The costs to the women are considerable. They have to attend to the men’s narcissistic needs to be pampered but not poodled. They must appear to be “men’s women,” not career women trying to have jobs and balance work and family—that is, as subjects in their own right. And they establish their gendered allegiance with their male clients by putting down other women. The size of their tips may depend on how much they eschew female solidarity.
The men’s hair salon thus masculinizes men—or rather, reassures men of their masculinity—by re-feminizing women into both competent stylists and attentive servants. Barber shows how the entire artifice is designed to show that “looking good does not have to be emasculating,” but that “gendered beauty rhetoric, spaces, and experiences . . . can be folded into the status-enhancing narratives and experiences of class-privileged men” (pp.161–162). But such a world “is built on the backs of women beauty workers” (p.165).

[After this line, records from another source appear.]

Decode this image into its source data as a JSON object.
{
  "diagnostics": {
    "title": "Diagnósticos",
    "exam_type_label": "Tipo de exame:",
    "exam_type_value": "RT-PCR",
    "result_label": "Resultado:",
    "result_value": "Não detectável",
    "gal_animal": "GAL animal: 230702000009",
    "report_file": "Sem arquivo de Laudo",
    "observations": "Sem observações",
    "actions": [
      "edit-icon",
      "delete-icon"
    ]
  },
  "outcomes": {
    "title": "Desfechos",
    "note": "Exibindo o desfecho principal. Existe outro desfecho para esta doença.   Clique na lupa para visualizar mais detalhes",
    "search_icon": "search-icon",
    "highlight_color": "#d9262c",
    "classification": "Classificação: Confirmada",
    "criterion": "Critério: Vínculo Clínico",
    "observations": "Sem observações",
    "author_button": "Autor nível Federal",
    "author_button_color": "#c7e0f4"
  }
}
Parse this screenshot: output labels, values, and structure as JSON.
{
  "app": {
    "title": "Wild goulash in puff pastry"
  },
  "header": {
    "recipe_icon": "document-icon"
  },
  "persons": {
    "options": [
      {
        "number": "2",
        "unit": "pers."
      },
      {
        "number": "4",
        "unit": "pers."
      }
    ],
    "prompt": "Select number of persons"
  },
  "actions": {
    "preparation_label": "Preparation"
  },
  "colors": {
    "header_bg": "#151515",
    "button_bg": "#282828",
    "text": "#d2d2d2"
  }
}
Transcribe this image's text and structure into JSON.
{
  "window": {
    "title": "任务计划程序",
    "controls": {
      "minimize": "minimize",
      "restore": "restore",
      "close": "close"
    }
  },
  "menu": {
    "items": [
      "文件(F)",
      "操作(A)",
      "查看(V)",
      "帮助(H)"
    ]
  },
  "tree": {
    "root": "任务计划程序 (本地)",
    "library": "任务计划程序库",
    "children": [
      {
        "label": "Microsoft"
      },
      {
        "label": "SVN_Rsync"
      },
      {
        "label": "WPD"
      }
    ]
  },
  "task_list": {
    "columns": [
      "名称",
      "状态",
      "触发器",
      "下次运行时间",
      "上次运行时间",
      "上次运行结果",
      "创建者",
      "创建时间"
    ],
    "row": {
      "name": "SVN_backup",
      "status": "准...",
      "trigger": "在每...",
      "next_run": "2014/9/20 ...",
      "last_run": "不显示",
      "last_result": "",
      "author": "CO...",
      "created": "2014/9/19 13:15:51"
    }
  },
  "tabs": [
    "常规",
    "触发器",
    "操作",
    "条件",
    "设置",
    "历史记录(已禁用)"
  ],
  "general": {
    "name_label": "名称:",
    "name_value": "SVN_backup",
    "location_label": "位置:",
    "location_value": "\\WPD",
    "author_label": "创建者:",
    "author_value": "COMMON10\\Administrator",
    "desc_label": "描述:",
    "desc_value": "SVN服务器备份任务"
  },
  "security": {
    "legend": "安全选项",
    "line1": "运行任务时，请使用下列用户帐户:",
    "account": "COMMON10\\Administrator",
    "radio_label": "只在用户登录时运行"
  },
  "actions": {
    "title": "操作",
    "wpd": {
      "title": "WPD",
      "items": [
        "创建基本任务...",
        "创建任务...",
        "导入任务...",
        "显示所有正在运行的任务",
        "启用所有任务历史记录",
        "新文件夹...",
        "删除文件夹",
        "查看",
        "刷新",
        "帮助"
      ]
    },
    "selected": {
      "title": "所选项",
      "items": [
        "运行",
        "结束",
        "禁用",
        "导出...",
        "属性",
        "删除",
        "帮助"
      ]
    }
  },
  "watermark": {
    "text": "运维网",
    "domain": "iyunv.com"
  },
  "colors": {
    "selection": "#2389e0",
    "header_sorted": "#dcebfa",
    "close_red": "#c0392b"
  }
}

In the end, Styling Masculinity left me feeling only slightly nostalgic for that lost world of Sal’s. The barbershop of my youth may have been a haven for Italian, Irish, and Jewish working-class men, but I never saw a black man enter the shop; class did not so neatly map onto race. And while the unproblematic casual homosocial intimacy of my first shave—leaning back in the chair, having Sal place a hot towel and then buckets of lather on my face and so expertly shave my peach fuzz with a straight-edged razor—may be lost, so too is the unproblematic male entitlement that was its hidden accoutrement. That today’s men need so much more reassurance that they’re still men may mean that, in some ways, that edifice of unexamined entitlement is eroding. But at least we’ll be manicured.